On evidence that doesn't fit your narrative
When you find evidence that doesn't fit your narrative, include it anyway. Acknowledging complexity doesn't make you less convincing— it makes you more credible. And it makes the other side more curious and open.@amandaripley: https://t.co/93kYEFih2m
— Adam Grant (@AdamMGrant) July 8, 2018
Not too long ago the New York Times published Anti-Vaccine Activists Have Taken Vaccine Science Hostage. To offer up a representative sample of the article's argument:
When I tried to report on unexpected or controversial aspects of vaccine efficacy or safety, scientists often didn’t want to talk with me. When I did get them on the phone, a worrying theme emerged: Scientists are so terrified of the public’s vaccine hesitancy that they are censoring themselves, playing down undesirable findings and perhaps even avoiding undertaking studies that could show unwanted effects. Those who break these unwritten rules are criticized.

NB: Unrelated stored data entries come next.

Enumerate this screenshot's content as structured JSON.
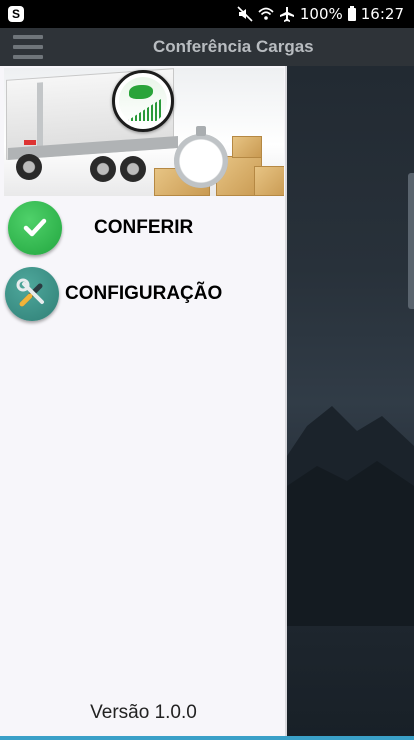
{
  "status_bar": {
    "battery_percent": "100%",
    "time": "16:27",
    "app_icon": "s-notification-icon",
    "icons": [
      "mute-icon",
      "wifi-icon",
      "airplane-icon",
      "battery-icon"
    ]
  },
  "app_bar": {
    "title": "Conferência Cargas",
    "menu_icon": "hamburger-menu-icon"
  },
  "drawer": {
    "hero_image": "truck-cargo-stopwatch-banner",
    "items": [
      {
        "label": "CONFERIR",
        "icon": "check-circle-icon"
      },
      {
        "label": "CONFIGURAÇÃO",
        "icon": "tools-icon"
      }
    ],
    "version": "Versão 1.0.0"
  },
  "colors": {
    "app_bar": "#2e3338",
    "drawer_bg": "#f7f6fa",
    "check_green": "#22a63f",
    "tools_teal": "#2f7f76",
    "accent_line": "#3aa0c8"
  }
}
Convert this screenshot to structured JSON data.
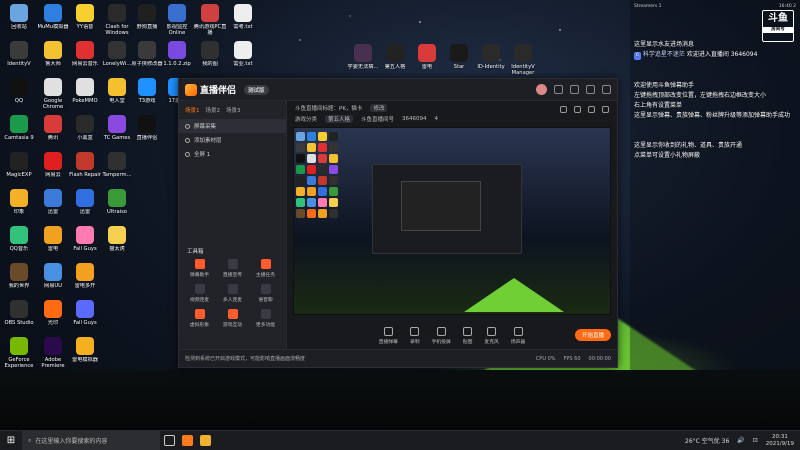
{
  "desktop": {
    "icons_col1": [
      {
        "label": "回收站",
        "color": "#6aa5e0"
      },
      {
        "label": "IdentityV",
        "color": "#3b3b3b"
      },
      {
        "label": "QQ",
        "color": "#111111"
      },
      {
        "label": "Camtasia 9",
        "color": "#1a9a4a"
      },
      {
        "label": "MagicEXP",
        "color": "#222222"
      },
      {
        "label": "印象",
        "color": "#f5b02a"
      },
      {
        "label": "QQ音乐",
        "color": "#31c27c"
      },
      {
        "label": "我的世界",
        "color": "#6b4a2a"
      },
      {
        "label": "OBS Studio",
        "color": "#303030"
      },
      {
        "label": "GeForce Experience",
        "color": "#76b900"
      }
    ],
    "icons_col2": [
      {
        "label": "MuMu模拟器",
        "color": "#2e7fe0"
      },
      {
        "label": "鲁大师",
        "color": "#f2c230"
      },
      {
        "label": "Google Chrome",
        "color": "#e0e0e0"
      },
      {
        "label": "腾讯",
        "color": "#d93a3a"
      },
      {
        "label": "网易云",
        "color": "#e02020"
      },
      {
        "label": "迅雷",
        "color": "#3a7ad9"
      },
      {
        "label": "雷电",
        "color": "#f2a020"
      },
      {
        "label": "网易UU",
        "color": "#4a90e0"
      },
      {
        "label": "光印",
        "color": "#ff6a13"
      },
      {
        "label": "Adobe Premiere",
        "color": "#2a0a4a"
      }
    ],
    "icons_col3": [
      {
        "label": "YY语音",
        "color": "#f7d030"
      },
      {
        "label": "网易云音乐",
        "color": "#e03030"
      },
      {
        "label": "PokeMMO",
        "color": "#e0e0e0"
      },
      {
        "label": "小黑盒",
        "color": "#2a2a2a"
      },
      {
        "label": "Flash Repair",
        "color": "#c0392b"
      },
      {
        "label": "迅雷",
        "color": "#2f6fe0"
      },
      {
        "label": "Fall Guys",
        "color": "#ff7ab0"
      },
      {
        "label": "雷电多开",
        "color": "#f2a020"
      },
      {
        "label": "Fall Guys",
        "color": "#5b6bff"
      },
      {
        "label": "雷电模拟器",
        "color": "#f5b020"
      }
    ],
    "icons_col4": [
      {
        "label": "Clash for Windows",
        "color": "#2a2a2a"
      },
      {
        "label": "LonelyWi...",
        "color": "#333333"
      },
      {
        "label": "电人堂",
        "color": "#f5c030"
      },
      {
        "label": "TC Games",
        "color": "#8a4ae0"
      },
      {
        "label": "Tamperm...",
        "color": "#303030"
      },
      {
        "label": "Ultraiso",
        "color": "#3a9a3a"
      },
      {
        "label": "猫太虎",
        "color": "#f5d050"
      }
    ],
    "icons_col5": [
      {
        "label": "野狗直播",
        "color": "#202020"
      },
      {
        "label": "原子侠修改器",
        "color": "#3a3a3a"
      },
      {
        "label": "T3游戏",
        "color": "#1e90ff"
      },
      {
        "label": "直播伴侣",
        "color": "#111111"
      }
    ],
    "icons_col6": [
      {
        "label": "影视监控 Online",
        "color": "#3a6fd0"
      },
      {
        "label": "1.1.0.2.zip",
        "color": "#7a4ae0"
      },
      {
        "label": "17游戏",
        "color": "#1e90ff"
      }
    ],
    "icons_col7": [
      {
        "label": "腾讯游戏PC直播",
        "color": "#d04040"
      },
      {
        "label": "我的图",
        "color": "#303030"
      }
    ],
    "icons_col8": [
      {
        "label": "需考.txt",
        "color": "#eeeeee"
      },
      {
        "label": "需业.txt",
        "color": "#eeeeee"
      }
    ],
    "icons_mid": [
      {
        "label": "学委无法搞...",
        "color": "#4a3050"
      },
      {
        "label": "第五人格",
        "color": "#222222"
      },
      {
        "label": "雷电",
        "color": "#d93a3a"
      },
      {
        "label": "Star",
        "color": "#1a1a1a"
      },
      {
        "label": "ID-Identity",
        "color": "#2a2a2a"
      },
      {
        "label": "IdentityV Manager",
        "color": "#2a2a2a"
      }
    ]
  },
  "app": {
    "brand": "直播伴侣",
    "version": "测试版",
    "scene_tabs": [
      "场景1",
      "场景2",
      "场景3"
    ],
    "sources": [
      {
        "label": "屏幕采集"
      },
      {
        "label": "添加素材层"
      },
      {
        "label": "全屏 1"
      }
    ],
    "tools_title": "工具箱",
    "tools": [
      {
        "label": "弹幕助手",
        "hot": true
      },
      {
        "label": "直播宣传",
        "hot": false
      },
      {
        "label": "主播任务",
        "hot": true
      },
      {
        "label": "视频连麦",
        "hot": false
      },
      {
        "label": "多人连麦",
        "hot": false
      },
      {
        "label": "语音聊",
        "hot": false
      },
      {
        "label": "虚拟形象",
        "hot": true
      },
      {
        "label": "游戏互动",
        "hot": true
      },
      {
        "label": "更多功能",
        "hot": false
      }
    ],
    "stream_info": {
      "title_label": "斗鱼直播间标题：PK，猫卡",
      "edit_label": "修改",
      "category_label": "游戏分类",
      "category_value": "第五人格",
      "room_label": "斗鱼直播间号",
      "room_value": "3646094",
      "viewers": "4"
    },
    "controls": [
      {
        "label": "直播弹幕"
      },
      {
        "label": "录制"
      },
      {
        "label": "手机投屏"
      },
      {
        "label": "贴图"
      },
      {
        "label": "麦克风"
      },
      {
        "label": "扬声器"
      }
    ],
    "live_button": "开始直播",
    "status": {
      "notice": "检测到系统已开启游戏模式，可能影响直播画面流畅度",
      "cpu": "CPU 0%",
      "fps": "FPS 60",
      "time": "00:00:00"
    }
  },
  "chat": {
    "top_left": "Streamers 1",
    "top_right": "16:40 2",
    "room_badge": {
      "main": "斗鱼",
      "sub": "房间号"
    },
    "room_number": "3646094",
    "messages": [
      {
        "text": "这里显示水友进场消息"
      },
      {
        "level": "6",
        "name": "科学追星不迷茫",
        "text": "欢迎进入直播间 3646094"
      },
      {
        "text": "欢迎使用斗鱼弹幕助手"
      },
      {
        "text": "左键拖拽顶部改变位置，左键拖拽右边框改变大小"
      },
      {
        "text": "右上角有设置菜单"
      },
      {
        "text": "这里显示弹幕、贵族弹幕、粉丝牌升级等添加弹幕助手成功"
      },
      {
        "text": "这里显示你收到的礼物、道具、贵族开通"
      },
      {
        "text": "点菜单可设置小礼物屏蔽"
      }
    ]
  },
  "taskbar": {
    "search_placeholder": "在这里输入你要搜索的内容",
    "weather": "26°C 空气优 36",
    "time": "20:31",
    "date": "2021/9/19"
  }
}
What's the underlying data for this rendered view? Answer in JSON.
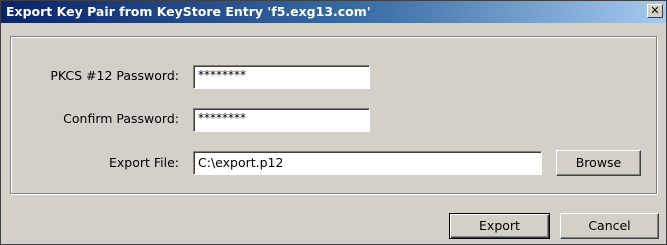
{
  "window": {
    "title": "Export Key Pair from KeyStore Entry 'f5.exg13.com'",
    "close_glyph": "✕"
  },
  "form": {
    "pkcs_label": "PKCS #12 Password:",
    "pkcs_value": "********",
    "confirm_label": "Confirm Password:",
    "confirm_value": "********",
    "export_file_label": "Export File:",
    "export_file_value": "C:\\export.p12",
    "browse_label": "Browse"
  },
  "actions": {
    "export_label": "Export",
    "cancel_label": "Cancel"
  }
}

It doesn't seem to me to be all that surprising that people might opt for differing narratives fed to them by grifters or others with dubious agendas if the above is what they pick up on hints of in the media. Politics has a lot of damned-if-you-do-/-damned-if-you-don't terrain. One element of that I think is that the "pro-science" crowd may in some instances be as big a threat to science as the "anti-science" appears, due to the extent to which its use of propaganda and political pressure seems to increase the vulnerability of the population to false narratives.